Others rationally torched Google for what this
really was: a communication breakdown. Programmer Plusminus started a petition to call for
Google to disclose the development process for the SDK.
The gaffe couldn't come at a worse time for Android, which Google hopes to make
the de facto mobile operating system as it seeks to grab more mind share and
market share for mobile Web applications.
Yet Apple is cruising, selling millions of iPhones. Apple's iPhone 3G launched July 11 to great fanfare and hundreds of
new native and Web mobile apps.
There won't even be an Android-based phone until late in 2008, and if the
company keeps treating its programmers this way, there won't be an Android
phone at all until next year. How far along will the iPhone be then?

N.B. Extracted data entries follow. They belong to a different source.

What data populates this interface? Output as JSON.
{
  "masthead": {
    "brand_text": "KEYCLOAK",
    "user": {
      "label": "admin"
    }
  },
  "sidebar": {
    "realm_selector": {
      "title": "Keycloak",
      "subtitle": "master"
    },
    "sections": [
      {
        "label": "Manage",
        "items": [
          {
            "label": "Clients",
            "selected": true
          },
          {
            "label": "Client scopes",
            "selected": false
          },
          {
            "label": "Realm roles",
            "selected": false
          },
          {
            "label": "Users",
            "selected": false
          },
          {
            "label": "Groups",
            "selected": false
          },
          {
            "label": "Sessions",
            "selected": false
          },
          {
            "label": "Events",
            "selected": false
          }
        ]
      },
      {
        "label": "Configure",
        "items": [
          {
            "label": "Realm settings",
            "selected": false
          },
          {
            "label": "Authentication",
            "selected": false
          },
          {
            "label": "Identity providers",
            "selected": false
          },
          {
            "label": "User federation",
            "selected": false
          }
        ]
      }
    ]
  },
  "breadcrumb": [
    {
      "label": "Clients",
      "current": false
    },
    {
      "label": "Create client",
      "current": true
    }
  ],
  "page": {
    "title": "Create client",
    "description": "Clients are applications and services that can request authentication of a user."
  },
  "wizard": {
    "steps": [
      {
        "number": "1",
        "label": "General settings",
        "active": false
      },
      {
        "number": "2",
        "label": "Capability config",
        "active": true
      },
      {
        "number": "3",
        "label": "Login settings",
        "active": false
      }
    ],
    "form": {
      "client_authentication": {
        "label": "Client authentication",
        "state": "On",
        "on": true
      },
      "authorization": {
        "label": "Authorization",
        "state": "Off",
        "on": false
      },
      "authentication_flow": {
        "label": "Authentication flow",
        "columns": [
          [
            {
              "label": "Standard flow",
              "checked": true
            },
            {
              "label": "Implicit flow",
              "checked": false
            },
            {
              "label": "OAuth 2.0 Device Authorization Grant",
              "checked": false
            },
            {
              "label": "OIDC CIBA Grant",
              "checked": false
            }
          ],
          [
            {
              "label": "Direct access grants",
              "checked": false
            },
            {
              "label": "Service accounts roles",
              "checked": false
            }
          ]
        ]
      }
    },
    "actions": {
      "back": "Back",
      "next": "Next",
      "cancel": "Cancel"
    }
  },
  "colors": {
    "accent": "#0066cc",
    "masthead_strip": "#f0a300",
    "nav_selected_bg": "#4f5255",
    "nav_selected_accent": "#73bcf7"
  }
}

To be fair, the Google spokesperson hadn't spoken to Google Android chief Andy
Rubin about how to respond to this yet, but the spokesperson said she was
trying "to get more information and answer some of the questions that are
coming up."
Is it too late? What can, or will, Google do to assuage programmers' pains? In
short, give them the darn SDK.
I asked Enderle Group's Rob Enderle if this move was just bad for public
relations, or also a symptom of a larger gulf of understanding between Google's
Android developer advocates and the programmers. Here's his take:
A bit of both. Google isn't yet used to working with developers and seems to be using the braille method (feeling their way as they go), which typically doesn't work well. Android was hot as the next big thing but has recently been eclipsed by the iPhone and developers will always prefer a real market to one that doesn't yet exist. Google is at real risk of losing most of their developers over the combination of this gaffe and Apple both getting their solution first and getting it reasonably right.
I agree with Enderle. Google had best clean up its Android act before it loses its act. It doesn't need to have a lot of negative energy brewing and perception problems before Android even finds its way onto phones.
Google needs to disclose its Android development practices in keeping with open-source tradition.